Monty and the Casket, 1947

The  Casket

The Casket

Freedom of the Borough for Viscount Montgomery, 1947

During the hundred years of its existence, the Borough of Royal Leamington Spa awarded the Honorary Freedom of the Borough to sixteen individuals and three military establishments. Of those individuals, all were men who had had a close relationship with the town but there was one notable exception. He was arguably the most celebrated and widely revered of the bunch known by all as ‘Monty’ but more properly as Field-Marshall Viscount Montgomery of Alamein, KG,GCB, DSO, Chief of the Imperial General Staff. At his installation as a Freeman in the town hall on 4 October 1947 he felt obliged to allude to the fact that this was in fact his first visit to Leamington. The most tangible elements of the day’s proceedings were the beautifully illuminated freedom scroll and the engraved silver casket that contained it. In the case of Monty’s award, the production of the casket posed a number of problems.
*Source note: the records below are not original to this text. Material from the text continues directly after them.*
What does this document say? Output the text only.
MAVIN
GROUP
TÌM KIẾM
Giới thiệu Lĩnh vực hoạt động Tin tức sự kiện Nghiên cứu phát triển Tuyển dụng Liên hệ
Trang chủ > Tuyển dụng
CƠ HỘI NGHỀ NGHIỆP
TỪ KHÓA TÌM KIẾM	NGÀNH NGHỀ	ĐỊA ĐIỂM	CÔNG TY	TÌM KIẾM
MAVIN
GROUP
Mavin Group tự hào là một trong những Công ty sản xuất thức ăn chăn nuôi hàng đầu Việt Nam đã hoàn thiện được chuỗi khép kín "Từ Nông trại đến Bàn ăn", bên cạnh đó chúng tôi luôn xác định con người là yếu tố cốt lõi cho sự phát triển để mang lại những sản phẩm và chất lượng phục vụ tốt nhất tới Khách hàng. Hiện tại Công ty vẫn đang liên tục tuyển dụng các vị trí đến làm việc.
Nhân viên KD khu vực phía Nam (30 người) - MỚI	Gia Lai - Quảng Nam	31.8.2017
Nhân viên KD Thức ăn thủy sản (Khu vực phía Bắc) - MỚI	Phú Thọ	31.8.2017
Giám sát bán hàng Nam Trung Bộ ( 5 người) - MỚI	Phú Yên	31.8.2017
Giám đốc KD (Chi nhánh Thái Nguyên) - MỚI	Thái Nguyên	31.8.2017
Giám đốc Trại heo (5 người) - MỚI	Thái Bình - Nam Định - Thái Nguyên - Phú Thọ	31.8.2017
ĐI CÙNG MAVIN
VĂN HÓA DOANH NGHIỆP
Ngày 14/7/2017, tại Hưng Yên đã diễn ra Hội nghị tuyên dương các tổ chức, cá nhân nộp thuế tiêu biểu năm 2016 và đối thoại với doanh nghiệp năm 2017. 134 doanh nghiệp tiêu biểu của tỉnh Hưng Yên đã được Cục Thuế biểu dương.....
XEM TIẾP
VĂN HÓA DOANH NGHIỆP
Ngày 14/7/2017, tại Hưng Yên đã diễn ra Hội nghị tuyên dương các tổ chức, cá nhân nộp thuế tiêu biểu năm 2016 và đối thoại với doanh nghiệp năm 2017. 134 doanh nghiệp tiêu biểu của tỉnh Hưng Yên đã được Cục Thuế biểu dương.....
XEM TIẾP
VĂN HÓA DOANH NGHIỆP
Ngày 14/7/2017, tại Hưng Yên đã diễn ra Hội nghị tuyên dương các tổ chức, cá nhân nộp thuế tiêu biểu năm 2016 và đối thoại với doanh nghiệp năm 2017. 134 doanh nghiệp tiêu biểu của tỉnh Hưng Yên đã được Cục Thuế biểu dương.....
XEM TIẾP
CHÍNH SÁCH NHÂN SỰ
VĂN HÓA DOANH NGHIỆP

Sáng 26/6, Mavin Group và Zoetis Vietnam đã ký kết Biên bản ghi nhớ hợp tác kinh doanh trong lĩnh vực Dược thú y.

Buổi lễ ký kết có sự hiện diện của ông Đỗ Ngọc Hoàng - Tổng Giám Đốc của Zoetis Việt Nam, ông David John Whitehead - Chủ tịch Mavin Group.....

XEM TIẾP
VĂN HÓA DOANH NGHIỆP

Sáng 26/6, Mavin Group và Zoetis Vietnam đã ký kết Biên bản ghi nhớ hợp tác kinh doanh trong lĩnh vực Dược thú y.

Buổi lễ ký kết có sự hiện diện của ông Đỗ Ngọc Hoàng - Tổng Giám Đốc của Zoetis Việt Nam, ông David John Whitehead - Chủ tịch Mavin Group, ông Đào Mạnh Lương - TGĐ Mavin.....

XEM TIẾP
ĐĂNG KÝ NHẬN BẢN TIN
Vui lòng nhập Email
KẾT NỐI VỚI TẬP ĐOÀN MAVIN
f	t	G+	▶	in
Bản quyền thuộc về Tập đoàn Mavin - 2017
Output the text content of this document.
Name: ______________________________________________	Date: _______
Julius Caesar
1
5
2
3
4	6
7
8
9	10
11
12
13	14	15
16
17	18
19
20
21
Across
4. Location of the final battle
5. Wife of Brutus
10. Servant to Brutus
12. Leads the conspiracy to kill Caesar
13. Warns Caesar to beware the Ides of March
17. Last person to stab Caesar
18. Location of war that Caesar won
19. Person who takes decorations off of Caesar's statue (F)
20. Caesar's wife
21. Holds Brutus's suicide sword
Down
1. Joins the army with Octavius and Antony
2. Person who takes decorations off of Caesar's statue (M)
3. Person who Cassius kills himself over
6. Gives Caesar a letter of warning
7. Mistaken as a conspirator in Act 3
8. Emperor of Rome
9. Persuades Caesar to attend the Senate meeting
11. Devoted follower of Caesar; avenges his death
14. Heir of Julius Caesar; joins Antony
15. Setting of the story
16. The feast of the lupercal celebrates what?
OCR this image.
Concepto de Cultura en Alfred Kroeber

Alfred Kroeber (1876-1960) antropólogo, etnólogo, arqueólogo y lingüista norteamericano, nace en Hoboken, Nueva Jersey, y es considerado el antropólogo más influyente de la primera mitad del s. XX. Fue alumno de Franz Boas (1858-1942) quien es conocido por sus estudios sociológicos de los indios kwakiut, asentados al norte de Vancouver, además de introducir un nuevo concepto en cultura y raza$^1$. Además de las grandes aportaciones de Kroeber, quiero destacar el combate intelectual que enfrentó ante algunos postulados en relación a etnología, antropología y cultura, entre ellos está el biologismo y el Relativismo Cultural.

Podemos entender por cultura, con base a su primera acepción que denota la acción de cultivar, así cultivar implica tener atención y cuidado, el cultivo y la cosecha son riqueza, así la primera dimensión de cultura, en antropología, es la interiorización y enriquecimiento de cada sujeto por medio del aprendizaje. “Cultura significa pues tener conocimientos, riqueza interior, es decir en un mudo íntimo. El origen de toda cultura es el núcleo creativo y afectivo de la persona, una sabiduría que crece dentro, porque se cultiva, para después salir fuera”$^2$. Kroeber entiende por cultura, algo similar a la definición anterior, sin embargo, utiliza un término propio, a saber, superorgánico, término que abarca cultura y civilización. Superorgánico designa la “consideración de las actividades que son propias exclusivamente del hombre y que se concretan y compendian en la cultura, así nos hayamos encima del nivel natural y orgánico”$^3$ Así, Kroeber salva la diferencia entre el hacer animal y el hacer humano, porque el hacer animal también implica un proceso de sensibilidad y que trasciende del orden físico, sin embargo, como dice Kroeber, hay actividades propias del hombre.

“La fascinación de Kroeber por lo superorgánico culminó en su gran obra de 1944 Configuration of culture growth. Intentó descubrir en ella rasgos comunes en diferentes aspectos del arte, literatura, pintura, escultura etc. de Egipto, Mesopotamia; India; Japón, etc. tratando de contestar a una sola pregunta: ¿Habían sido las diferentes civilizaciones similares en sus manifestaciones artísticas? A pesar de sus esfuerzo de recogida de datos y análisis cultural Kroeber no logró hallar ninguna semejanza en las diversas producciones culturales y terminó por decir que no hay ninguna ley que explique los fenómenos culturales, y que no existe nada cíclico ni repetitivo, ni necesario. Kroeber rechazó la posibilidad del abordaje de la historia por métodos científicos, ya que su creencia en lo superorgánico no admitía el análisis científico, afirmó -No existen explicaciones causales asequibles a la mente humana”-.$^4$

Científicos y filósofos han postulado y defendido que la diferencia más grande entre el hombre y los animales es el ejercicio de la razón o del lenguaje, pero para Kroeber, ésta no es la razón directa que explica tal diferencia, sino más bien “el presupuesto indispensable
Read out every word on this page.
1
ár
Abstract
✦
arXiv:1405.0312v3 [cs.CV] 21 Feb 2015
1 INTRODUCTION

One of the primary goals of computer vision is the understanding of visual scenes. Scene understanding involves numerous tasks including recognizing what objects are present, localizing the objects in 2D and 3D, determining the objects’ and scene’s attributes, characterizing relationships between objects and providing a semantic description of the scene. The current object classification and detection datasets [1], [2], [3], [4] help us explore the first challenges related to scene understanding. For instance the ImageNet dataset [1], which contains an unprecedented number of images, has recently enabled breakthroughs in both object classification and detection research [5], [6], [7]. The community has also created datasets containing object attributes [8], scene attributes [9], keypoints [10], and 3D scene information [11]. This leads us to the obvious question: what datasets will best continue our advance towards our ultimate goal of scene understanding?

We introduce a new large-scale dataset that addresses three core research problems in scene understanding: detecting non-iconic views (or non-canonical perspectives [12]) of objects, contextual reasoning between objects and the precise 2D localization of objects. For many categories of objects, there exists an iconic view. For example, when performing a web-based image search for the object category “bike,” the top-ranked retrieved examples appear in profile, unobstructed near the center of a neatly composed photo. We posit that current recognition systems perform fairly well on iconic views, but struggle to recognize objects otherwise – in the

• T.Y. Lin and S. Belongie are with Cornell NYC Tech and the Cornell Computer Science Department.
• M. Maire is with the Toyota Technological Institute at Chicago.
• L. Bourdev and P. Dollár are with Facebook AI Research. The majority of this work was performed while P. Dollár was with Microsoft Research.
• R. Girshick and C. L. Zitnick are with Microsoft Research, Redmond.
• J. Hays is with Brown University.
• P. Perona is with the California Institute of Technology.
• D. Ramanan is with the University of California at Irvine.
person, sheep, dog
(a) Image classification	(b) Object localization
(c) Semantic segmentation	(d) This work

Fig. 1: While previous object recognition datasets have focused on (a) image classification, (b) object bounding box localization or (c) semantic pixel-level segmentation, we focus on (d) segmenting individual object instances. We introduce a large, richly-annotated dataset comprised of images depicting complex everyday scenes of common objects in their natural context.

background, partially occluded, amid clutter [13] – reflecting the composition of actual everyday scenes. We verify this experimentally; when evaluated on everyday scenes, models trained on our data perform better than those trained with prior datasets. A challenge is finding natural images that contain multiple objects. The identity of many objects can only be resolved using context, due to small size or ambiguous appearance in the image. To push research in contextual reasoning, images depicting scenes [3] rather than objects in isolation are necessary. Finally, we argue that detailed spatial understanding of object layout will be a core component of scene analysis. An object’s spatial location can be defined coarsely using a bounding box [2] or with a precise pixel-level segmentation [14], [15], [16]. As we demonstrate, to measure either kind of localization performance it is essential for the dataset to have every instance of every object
Viscount Montgomery in characteristic pose

Viscount Montgomery in characteristic pose

The members of the corporation came up with the rather original idea of having on the lid of the casket a scale model of the tank from which Monty had in 1942 directed operations in the Libyan desert. The model would be made of sterling silver and British oak and would be mounted on a base plate of phosphor bronze salvaged from the battlefield at El Alamein. Mr Sidney Allen of the Birmingham silversmiths Gilbert and Allen was commissioned to make the casket. To his great frustration and in spite of visits to many different parts of the country, he had great difficulty in tracking down an authentic model or replica of the tank on which he could base his design. It was thanks to the army that Monty’s own tank was eventually found in Tewkesbury in Gloucestershire having only recently been shipped back to England. Unfortunately for Mr Allen and for the Corporation at the town hall, the discovery came barely a week before the date arranged for the award ceremony and not in time for the model to be completed. We don’t quite know what the unfinished casket presented to the Field-Marshall looked like. When completed, it was photographed by the Courier photographer and the photograph reproduced here is from their photographic archive.

On the face of it, the choice of Montgomery as a recipient of the Freedom seems to have been based solely on his success as a military commander and mayor Owen Davidson spoke in glowing terms of his ‘committed leadership’ comparing him to Nelson. So far as can be established, the only local connection he had was having been commissioned into the Royal Warwickshire Regiment back in 1908. The worthy town councillors and aldermen doubtless looked on Monty’s award as something of a public relations coup but whether the Field-Marshall ever re-visited Leamington to exercise his rights prior to his death in 1976, we know not.